Question

 In any \[\Delta ABC\], prove that \[\dfrac{\left( b-c \right)}{a}\cos \dfrac{A}{2}=\sin \dfrac{\left( B-C \right)}{2}\].

Answer 1

Hint: In the above question, we will take the left hand side of the given expression which we have to prove.
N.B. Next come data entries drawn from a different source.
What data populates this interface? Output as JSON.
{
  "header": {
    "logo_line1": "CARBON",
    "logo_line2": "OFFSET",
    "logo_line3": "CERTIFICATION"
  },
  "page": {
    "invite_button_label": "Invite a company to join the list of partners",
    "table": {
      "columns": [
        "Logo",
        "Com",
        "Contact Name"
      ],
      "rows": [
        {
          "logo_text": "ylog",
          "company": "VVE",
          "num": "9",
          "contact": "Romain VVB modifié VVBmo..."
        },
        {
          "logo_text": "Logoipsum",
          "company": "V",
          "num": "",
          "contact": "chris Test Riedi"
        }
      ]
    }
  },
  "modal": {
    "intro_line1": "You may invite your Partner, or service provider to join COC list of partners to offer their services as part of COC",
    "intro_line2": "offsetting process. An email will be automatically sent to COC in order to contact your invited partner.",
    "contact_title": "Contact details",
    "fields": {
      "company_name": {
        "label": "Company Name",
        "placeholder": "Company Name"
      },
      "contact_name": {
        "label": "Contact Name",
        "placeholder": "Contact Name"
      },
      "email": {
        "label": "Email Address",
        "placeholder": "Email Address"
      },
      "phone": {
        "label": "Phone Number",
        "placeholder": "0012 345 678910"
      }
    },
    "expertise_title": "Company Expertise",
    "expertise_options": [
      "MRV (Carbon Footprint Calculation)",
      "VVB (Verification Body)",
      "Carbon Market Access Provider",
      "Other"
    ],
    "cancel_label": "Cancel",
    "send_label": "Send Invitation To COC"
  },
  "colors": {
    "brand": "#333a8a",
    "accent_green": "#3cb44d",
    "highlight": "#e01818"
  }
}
We will use the sine rule of triangle and the formula of \[\left( \sin B-\operatorname{sinC} \right)\] in the product form and we will get the required expression.

Complete step by step answer:
The formula of \[\left( \sin B-\operatorname{sinC} \right)\] in the product form is given below:
\[sinB-\operatorname{sinC}=2cos\left( \dfrac{B+C}{2} \right)\sin \left( \dfrac{B-C}{2} \right)\]
We have been given to prove,
\[\left( \dfrac{b-c}{a} \right)\cos \dfrac{A}{2}=\sin \left( \dfrac{B-C}{2} \right)\]
We know that the sine rule of triangle is as follows:
\[\dfrac{a}{\sin A}=\dfrac{b}{\sin B}=\dfrac{c}{\operatorname{sinC}}\]
Let the ratio is equal to ‘k’, we get,
\[\begin{align}
  & \dfrac{a}{\sin A}=\dfrac{b}{\sin B}=\dfrac{c}{\operatorname{sinC}}=k \\
 & \Rightarrow a=k\sin A,b=k\sin B,c=k\operatorname{sinC} \\
\end{align}\]
Now we are taking the left hand side of the given expression.
\[\dfrac{b-c}{a}\cos \dfrac{A}{2}\]
Substituting the values of a, b and c from the rule to the above expression, we get,
\[\dfrac{b-c}{a}\cos \dfrac{A}{2}=\dfrac{k\sin B-k\operatorname{sinC}}{k\sin A}\]
Taking k as common from both numerator and denominator, we get,
\[\dfrac{b-c}{a}\cos \dfrac{A}{2}=\dfrac{\sin B-\operatorname{sinC}}{\sin A}.\cos \dfrac{A}{2}\]
By using the formula of \[\left( \sin B-\operatorname{sinC} \right)\] in the above equation, we get,
\[\dfrac{b-c}{a}\cos \dfrac{A}{2}=\dfrac{2\cos \left( \dfrac{B+C}{2} \right)\sin \left( \dfrac{B-C}{2} \right)}{\sin A}.\cos \dfrac{A}{2}\]
Also, we know that the half angle formula of sinA = \[2\sin \dfrac{A}{2}\cos \dfrac{A}{2}\].
So, substituting the value of sinA in the product form, we get,
\[\dfrac{b-c}{a}\cos \dfrac{A}{2}=\dfrac{2\cos \left( \dfrac{B+C}{2} \right)\sin \left( \dfrac{B-C}{2} \right)}{2\sin \left( \dfrac{A}{2} \right)\cos \left( \dfrac{A}{2} \right)}.\cos \dfrac{A}{2}\]
We know that in any triangle the sum of all angles is equal to \[\pi \].
\[\begin{align}
  & A+B+C=\pi \\
 & \dfrac{B+C}{2}=\dfrac{\pi }{2}-\dfrac{A}{2} \\
\end{align}\]
Substituting the value of \[\left( \dfrac{B+C}{2} \right)\] in the above equation, we get,
\[\dfrac{b-c}{a}\cos \dfrac{A}{2}=\dfrac{2\cos \left( \dfrac{\pi }{2}-\dfrac{A}{2} \right)\sin \left( \dfrac{B-C}{2} \right)}{2\sin \left( \dfrac{A}{2} \right)\cos \left( \dfrac{A}{2} \right)}.\cos \dfrac{A}{2}\]
On further simplification, we get,
\[\dfrac{b-c}{a}\cos \dfrac{A}{2}=\sin \left( \dfrac{B-C}{2} \right)\]
Hence it is proved that \[\dfrac{b-c}{a}\cos \dfrac{A}{2}=\sin \left( \dfrac{B-C}{2} \right)\].

Note: We can also prove that the given trigonometric expression by taking the right hand side of the equality.
In this question calculation is a little bit lengthy so be careful while doing calculation.